Um dos diretores executivo de jornalismo da rede globo, Ali Kamel, acaba de lançar no mercado editorial Não Somos Racistas, um livro pequeno que trata sobre a questão das cotas raciais para o ingresso de afro-descendentes nas universidades brasileiras. Confirmando as expectativas, o autor se demonstra totalmente contra o programa de cotas e utiliza seu livro para demonstrar ao leitor as razões que o fazem tomar tal posição. Em vários momentos, o discurso chega a tomar um viés proselitista, querendo fazer com que os leitores abracem sua opinião incondicionalmente.

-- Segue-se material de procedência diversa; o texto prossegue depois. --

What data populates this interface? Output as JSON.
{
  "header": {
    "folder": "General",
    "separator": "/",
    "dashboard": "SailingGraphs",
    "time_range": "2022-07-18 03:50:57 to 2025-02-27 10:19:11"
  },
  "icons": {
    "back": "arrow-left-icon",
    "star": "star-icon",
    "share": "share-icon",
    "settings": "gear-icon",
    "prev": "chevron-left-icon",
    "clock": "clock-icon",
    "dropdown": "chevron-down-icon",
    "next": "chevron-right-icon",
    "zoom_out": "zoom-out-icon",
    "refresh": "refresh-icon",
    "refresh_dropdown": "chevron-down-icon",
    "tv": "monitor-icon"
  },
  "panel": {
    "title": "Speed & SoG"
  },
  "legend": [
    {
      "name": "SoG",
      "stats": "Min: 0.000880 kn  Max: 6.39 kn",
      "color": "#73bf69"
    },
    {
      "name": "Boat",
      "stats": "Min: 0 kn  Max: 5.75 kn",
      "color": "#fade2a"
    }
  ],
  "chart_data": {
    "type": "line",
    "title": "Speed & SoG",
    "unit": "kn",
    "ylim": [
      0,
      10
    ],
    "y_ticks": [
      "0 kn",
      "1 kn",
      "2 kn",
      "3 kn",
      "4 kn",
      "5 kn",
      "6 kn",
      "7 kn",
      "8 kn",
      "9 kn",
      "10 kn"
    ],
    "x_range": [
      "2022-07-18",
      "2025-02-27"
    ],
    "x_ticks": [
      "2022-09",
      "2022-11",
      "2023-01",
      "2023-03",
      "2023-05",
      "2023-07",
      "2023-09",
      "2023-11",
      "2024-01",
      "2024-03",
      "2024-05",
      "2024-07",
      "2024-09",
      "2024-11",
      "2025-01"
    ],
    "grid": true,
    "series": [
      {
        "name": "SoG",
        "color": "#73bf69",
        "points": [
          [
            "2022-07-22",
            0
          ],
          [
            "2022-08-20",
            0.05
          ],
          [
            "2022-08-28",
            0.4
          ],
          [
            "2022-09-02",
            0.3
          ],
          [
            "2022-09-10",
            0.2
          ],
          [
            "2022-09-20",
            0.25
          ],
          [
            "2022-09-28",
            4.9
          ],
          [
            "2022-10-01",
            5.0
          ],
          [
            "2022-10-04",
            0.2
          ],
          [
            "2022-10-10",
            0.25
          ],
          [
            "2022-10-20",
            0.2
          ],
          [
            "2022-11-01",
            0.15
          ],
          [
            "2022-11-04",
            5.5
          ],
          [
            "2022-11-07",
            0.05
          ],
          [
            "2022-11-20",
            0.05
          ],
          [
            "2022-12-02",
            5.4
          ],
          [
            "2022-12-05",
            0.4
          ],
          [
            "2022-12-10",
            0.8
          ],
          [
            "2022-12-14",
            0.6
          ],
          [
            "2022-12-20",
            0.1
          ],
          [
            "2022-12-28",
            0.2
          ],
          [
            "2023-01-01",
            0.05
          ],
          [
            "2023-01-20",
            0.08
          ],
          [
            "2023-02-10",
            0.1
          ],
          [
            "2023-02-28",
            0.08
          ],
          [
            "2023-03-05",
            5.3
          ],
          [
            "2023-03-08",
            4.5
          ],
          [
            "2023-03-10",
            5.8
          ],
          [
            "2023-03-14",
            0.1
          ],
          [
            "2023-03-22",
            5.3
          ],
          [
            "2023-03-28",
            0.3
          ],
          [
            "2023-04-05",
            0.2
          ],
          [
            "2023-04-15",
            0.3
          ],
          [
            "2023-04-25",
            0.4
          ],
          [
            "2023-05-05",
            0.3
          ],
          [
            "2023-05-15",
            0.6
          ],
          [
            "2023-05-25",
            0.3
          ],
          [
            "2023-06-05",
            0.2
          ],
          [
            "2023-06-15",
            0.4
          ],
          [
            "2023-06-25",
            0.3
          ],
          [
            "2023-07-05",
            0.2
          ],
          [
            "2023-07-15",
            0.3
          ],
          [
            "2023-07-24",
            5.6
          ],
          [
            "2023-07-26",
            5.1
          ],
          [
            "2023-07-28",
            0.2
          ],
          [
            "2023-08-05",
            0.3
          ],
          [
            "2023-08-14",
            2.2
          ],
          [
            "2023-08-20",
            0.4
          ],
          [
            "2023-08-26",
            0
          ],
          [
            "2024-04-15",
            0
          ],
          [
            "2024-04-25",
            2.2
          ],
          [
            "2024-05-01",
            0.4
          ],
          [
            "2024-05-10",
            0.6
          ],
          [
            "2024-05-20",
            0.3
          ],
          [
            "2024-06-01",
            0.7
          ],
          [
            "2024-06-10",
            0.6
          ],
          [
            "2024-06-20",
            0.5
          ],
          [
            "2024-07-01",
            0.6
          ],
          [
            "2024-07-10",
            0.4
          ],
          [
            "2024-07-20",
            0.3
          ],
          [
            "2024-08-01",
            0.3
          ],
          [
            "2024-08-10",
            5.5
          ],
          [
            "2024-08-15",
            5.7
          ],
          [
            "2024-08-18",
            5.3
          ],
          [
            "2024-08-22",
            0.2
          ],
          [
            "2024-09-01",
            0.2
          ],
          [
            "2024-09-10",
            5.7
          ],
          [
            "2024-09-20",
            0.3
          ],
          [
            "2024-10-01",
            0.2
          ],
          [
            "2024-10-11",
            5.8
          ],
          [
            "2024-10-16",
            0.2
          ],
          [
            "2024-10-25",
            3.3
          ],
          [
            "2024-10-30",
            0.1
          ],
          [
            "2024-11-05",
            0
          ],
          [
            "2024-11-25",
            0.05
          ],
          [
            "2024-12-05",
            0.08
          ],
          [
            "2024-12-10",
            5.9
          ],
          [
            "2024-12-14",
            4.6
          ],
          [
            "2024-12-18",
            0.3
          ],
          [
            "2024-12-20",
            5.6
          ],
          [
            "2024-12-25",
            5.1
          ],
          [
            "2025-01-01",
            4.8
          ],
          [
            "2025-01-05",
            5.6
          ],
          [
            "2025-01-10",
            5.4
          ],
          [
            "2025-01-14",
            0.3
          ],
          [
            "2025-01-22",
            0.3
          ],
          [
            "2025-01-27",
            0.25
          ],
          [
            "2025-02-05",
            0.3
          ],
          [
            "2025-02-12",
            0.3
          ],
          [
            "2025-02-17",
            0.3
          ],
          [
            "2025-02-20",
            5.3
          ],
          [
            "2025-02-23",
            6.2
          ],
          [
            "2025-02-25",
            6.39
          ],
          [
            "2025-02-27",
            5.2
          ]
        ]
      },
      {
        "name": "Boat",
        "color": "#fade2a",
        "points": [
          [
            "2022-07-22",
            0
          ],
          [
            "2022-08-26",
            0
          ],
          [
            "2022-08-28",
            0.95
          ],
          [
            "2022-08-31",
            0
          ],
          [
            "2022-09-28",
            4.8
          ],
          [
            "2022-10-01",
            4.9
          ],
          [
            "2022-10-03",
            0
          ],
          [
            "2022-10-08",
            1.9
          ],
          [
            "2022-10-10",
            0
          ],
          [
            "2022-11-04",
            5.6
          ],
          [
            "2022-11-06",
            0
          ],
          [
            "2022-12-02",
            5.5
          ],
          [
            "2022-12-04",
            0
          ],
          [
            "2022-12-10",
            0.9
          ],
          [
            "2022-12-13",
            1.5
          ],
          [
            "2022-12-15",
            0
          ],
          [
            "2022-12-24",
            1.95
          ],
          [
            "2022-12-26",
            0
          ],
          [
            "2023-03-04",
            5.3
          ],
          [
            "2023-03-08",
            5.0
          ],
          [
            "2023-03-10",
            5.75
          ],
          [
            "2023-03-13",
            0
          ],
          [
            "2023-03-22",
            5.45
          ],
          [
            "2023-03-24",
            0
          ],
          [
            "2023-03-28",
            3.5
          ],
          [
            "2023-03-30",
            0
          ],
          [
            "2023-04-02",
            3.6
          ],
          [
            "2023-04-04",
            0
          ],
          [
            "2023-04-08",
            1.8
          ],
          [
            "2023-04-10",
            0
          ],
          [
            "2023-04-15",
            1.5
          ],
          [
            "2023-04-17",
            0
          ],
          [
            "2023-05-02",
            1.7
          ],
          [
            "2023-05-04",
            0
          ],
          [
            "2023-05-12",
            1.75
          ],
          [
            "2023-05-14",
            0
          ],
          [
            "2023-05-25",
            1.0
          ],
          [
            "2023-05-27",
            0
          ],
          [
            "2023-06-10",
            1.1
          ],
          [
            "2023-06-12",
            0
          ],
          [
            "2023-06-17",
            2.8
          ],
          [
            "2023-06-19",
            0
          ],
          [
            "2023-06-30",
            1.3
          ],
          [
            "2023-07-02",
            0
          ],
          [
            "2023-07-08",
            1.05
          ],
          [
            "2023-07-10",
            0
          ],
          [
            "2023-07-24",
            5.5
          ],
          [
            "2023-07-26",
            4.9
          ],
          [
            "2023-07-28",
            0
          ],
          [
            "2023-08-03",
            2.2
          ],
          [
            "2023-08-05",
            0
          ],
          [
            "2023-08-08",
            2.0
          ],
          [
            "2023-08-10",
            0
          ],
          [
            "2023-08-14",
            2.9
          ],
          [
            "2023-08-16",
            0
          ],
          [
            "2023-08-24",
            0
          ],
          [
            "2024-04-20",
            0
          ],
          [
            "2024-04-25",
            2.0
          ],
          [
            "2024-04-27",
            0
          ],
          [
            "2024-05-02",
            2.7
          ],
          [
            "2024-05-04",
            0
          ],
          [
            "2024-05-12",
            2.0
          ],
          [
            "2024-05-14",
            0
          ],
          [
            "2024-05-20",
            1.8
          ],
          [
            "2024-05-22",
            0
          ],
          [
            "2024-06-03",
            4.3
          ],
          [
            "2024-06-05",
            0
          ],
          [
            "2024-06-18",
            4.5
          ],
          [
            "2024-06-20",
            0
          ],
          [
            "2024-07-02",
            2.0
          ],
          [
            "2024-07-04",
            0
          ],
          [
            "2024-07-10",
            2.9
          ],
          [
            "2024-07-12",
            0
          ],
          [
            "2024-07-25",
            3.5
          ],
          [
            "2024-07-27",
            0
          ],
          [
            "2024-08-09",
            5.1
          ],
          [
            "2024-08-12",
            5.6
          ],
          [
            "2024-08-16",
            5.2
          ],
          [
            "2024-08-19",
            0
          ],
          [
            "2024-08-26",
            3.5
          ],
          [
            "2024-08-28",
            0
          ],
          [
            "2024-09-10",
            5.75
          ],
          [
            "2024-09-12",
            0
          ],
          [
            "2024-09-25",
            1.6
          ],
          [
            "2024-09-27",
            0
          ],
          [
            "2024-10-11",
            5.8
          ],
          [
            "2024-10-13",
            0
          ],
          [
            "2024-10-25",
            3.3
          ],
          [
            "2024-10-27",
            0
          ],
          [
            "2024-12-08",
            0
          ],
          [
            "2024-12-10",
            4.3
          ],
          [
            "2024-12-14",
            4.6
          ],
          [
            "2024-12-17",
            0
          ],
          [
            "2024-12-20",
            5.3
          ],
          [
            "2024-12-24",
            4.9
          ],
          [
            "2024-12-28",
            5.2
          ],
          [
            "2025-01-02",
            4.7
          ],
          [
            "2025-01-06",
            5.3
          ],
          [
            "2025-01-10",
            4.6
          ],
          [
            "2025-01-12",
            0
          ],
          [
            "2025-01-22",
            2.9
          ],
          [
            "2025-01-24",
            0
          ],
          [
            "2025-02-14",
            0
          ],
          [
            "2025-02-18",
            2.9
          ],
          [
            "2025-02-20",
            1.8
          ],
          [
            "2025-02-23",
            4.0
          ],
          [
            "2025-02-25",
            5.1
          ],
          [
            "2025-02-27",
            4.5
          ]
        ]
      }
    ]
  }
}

Estruturado de maneira lógica e muito bem argumentado, o livro é muito interessante para aqueles que buscam fortalecer suas posições contra o ingresso de afro-descendentes nas universidades públicas através das cotas raciais. Em contrapartida, para aqueles que apóiam esta tese, o livro pode ser muito irritante em razão do discurso do autor parecer defender, muitas vezes, os interesses de determinados grupos sociais como a classe média "esmagada", que é majoritariamente formada por brancos.
A questão central sobre a qual o livro se apóia é a de que a partir da década de 50, grupos de intelectuais, especialmente os ligados a sociologia, começaram a promover uma mudança na visão que o povo brasileiro tinha de si mesmo, passando de um povo misturado com diferentes tonalidades de cor de pele da qual se orgulhavam, para um povo bicolor, onde quem não é branco é considerado negro e sendo todos fortemente oprimidos pelos brancos. Todo o livro é permeado por este pensamento e Kamel escolhe o ex-presidente Fernando Henrique Cardoso como o representante desta mudança de paradigma, a qual seria a origem do surgimento de movimentos em favor dos afro-descendentes e programas como os de cotas.

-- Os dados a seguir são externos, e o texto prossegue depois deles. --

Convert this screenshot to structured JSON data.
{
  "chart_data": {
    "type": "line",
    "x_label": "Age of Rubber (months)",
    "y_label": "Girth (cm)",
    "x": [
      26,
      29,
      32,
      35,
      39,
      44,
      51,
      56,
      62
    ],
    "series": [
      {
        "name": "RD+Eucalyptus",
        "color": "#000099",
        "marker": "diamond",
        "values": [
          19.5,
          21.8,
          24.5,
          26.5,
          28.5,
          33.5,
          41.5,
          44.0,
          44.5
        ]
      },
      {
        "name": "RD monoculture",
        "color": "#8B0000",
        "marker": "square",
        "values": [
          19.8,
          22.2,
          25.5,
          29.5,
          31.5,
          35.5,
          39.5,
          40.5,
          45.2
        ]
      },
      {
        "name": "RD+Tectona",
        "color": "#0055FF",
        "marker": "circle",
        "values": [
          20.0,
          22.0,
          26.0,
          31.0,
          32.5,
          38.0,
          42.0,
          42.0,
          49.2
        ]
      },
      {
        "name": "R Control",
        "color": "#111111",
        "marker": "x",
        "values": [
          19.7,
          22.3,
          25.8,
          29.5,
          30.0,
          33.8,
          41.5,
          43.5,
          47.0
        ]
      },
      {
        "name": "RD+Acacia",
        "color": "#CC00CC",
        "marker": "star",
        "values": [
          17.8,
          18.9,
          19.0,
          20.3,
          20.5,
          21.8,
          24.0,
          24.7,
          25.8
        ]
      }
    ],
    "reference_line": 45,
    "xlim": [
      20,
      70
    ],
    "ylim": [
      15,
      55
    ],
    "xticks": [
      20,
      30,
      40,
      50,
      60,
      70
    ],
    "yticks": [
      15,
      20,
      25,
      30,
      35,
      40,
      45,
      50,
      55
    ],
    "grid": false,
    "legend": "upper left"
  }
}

Usando as estatísticas do IBGE, Kamel reconhece que a presença de negros e pardos nas universidades é pequena, quando comparada com a presença dos brancos, mas argumenta que essa diferença não se dá em função de racismo que, para ele, inexiste de forma institucional e em grande escala no Brasil, mas sim, que seja decorrente da má qualidade da educação nos ensinos fundamental e médio da rede pública, onde a maioria dos habitantes pobres deste país estão matriculados. Portanto, para Kamel, o que causa a desigualdade entre brancos e afro-descendentes nas universidades é a pobreza que atinge a todos, mas em maior quantidade os afro-descendentes, e não o racismo.

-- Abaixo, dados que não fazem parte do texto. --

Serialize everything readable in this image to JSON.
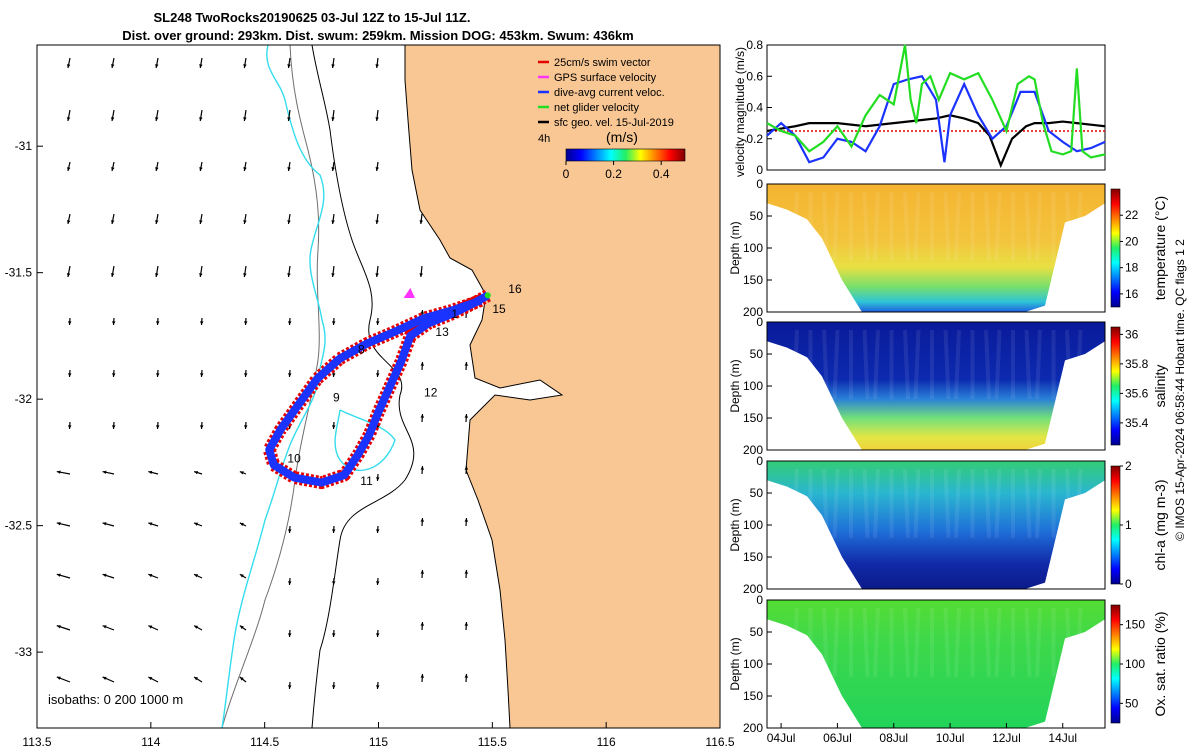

Para solucionar o problema, o autor sugere investimentos maciços do governo em educação, de maneira semelhante ao que fizeram Chile, Irlanda e Coréia, que conseguiram dar essa virada nos padrões de qualidade de suas educações há alguns anos e hoje começam a colher os frutos de tais políticas. Para isso, aponta que o dinherio deveria sair dos programas de transferência de renda como o Bolsa Família ou os programas de auxílio a idosos e deficientes físicos que, para ele, são mal gestados e com baixo foco, beneficiando, em muitos casos, pessoas fora do perfil traçado pelo governo para receberem tais benefícios. Traduzindo em números, Kamel demonstra que no ano de 2006 o governo pretende investir 20 bilhões de reais em programas de transferência de renda e 9 bilhões de reais em educação. Sua idéia é inverter esses investimentos, e aplicar os 9 bilhões com transferência de renda com maior controle e para quem realmente necessista.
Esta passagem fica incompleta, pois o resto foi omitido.